Jorge Pizzol2022-05-09T11:20:21-03:00
Processo que depende da combinação coordenada de múltiplos fatores como: genéticos, neurobiológicos, psicoemocionais, sócios-culturais, pedagógicos, institucionais e familiares. As dificuldades de aprendizagem podem interferir no aprendizado de habilidades básicas, como leitura, escrita ou matemática. E também podem interferir em habilidades consideradas de nível superior, como atenção, organização, planejamento de tempo, memória de longo ou curto prazo e raciocínio abstrato. Portanto, entender cada um destes casos, é o primeiro e mais importante passo para se tomar medidas preventivas e remediadoras para tais dificuldades. E também é muito importante associá-los às pesquisas e às evidências científicas, com o objetivo de definir as prioridades e os alvos mais consistentes para que as ações não se percam em achismos e palpites. Segundo a organização mundial de saúde (OMS): Atualmente a Classificação Internacional de Doenças e Problemas Relacionados à Saúde, 10ª revisão (CID 10), define Transtornos Específicos do Desenvolvimento das Habilidades Escolares como: Perturbações que interferem significativamente nas realizações escolares ou nas atividades da vida diária nos quais ambas as habilidades, aritméticas e de leitura ou do soletrar, estão significativamente comprometidas, mas na qual o transtorno não é explicável apenas em termos de retardo mental ou aprendizagem inadequada. O termo “deficiências de aprendizagem” é um termo “que envolve uma série de outras dificuldades de aprendizado mais específicas. Portanto, é muito importante saber como identificar as dificuldades de aprendizagem de forma correta. E será sobre isso que falaremos a partir de agora.
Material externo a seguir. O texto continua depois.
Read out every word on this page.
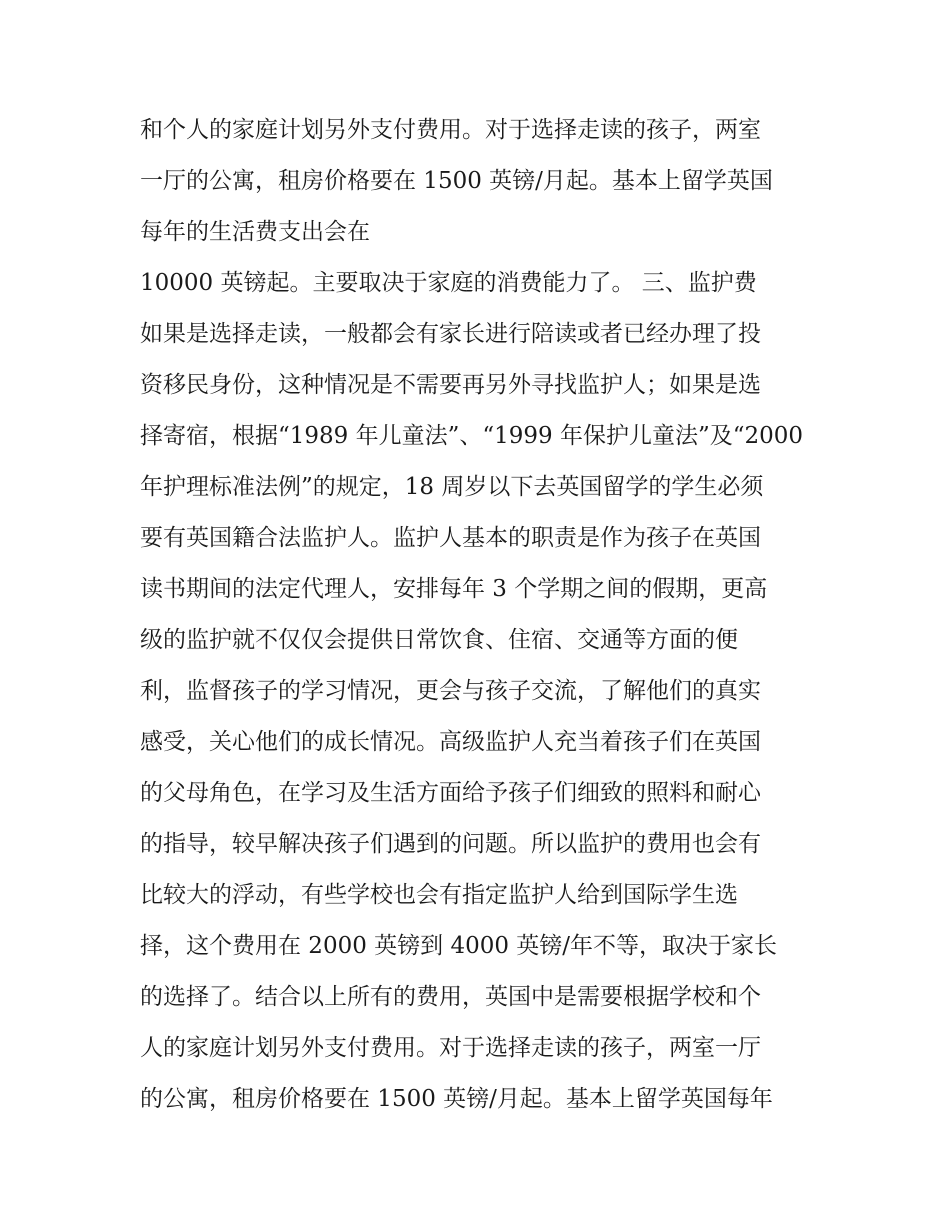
和个人的家庭计划另外支付费用。对于选择走读的孩子，两室
一厅的公寓，租房价格要在 1500 英镑/月起。基本上留学英国
每年的生活费支出会在
10000 英镑起。主要取决于家庭的消费能力了。 三、监护费
如果是选择走读，一般都会有家长进行陪读或者已经办理了投
资移民身份，这种情况是不需要再另外寻找监护人；如果是选
择寄宿，根据“1989 年儿童法”、“1999 年保护儿童法”及“2000
年护理标准法例”的规定，18 周岁以下去英国留学的学生必须
要有英国籍合法监护人。监护人基本的职责是作为孩子在英国
读书期间的法定代理人，安排每年 3 个学期之间的假期，更高
级的监护就不仅仅会提供日常饮食、住宿、交通等方面的便
利，监督孩子的学习情况，更会与孩子交流，了解他们的真实
感受，关心他们的成长情况。高级监护人充当着孩子们在英国
的父母角色，在学习及生活方面给予孩子们细致的照料和耐心
的指导，较早解决孩子们遇到的问题。所以监护的费用也会有
比较大的浮动，有些学校也会有指定监护人给到国际学生选
择，这个费用在 2000 英镑到 4000 英镑/年不等，取决于家长
的选择了。结合以上所有的费用，英国中是需要根据学校和个
人的家庭计划另外支付费用。对于选择走读的孩子，两室一厅
的公寓，租房价格要在 1500 英镑/月起。基本上留学英国每年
Como identificar as dificuldades de aprendizagem

Dislexia

A Dislexia envolve dificuldades em fazer as conexões entre letras e sons e também com a soletração e o reconhecimento de palavras. De acordo com DSM-5, a dislexia (ou o equivalente a ela) é um dos distúrbios específicos de aprendizagem. Caracteriza-se por prejuízo na leitura, mais especificamente na acurácia e na velocidade de reconhecimento de palavras e no processo de decodificação fonológica, que pode ser combinado ou não com baixas habilidades de soletração. Assim como especificado no manual, a dislexia é um termo alternativo para se referir a esse padrão de dificuldades, que pode se apresentar isoladamente ou acompanhado de uma ou mais dificuldades adicionais, tais como dificuldade na compreensão de leitura ou no raciocínio matemático. Segundo a psicopedagoga e fonoaudióloga Regina Ester Sabença:  “É importante dizer que, ao contrário do que algumas pessoas pensam, a dislexia não é resultado de uma má alfabetização, desatenção ou desmotivação escolar”. Segundo ela, o distúrbio não tem qualquer relação sócioeconômica ou de baixa inteligência. “Dislexia tem base neurológica com uma incidência expressiva de fator genético. Por isso, deve ser investigada tão logo são observados os primeiros sintomas”, reforça.

Disgrafia

A disgrafia pode ser identificada em crianças que tem caligrafia muito ruim e não conseguem superá-la. Com isso, pode fazer com que a criança fique tensa e se torça de forma desajeitada ao segurar uma caneta ou um lápis.

Discalculia

A discalculia possui diversos sinais que podem incluir problemas de se entender conceitos aritméticos básicos, como frações, linhas numéricas ou mesmo números positivos e negativos.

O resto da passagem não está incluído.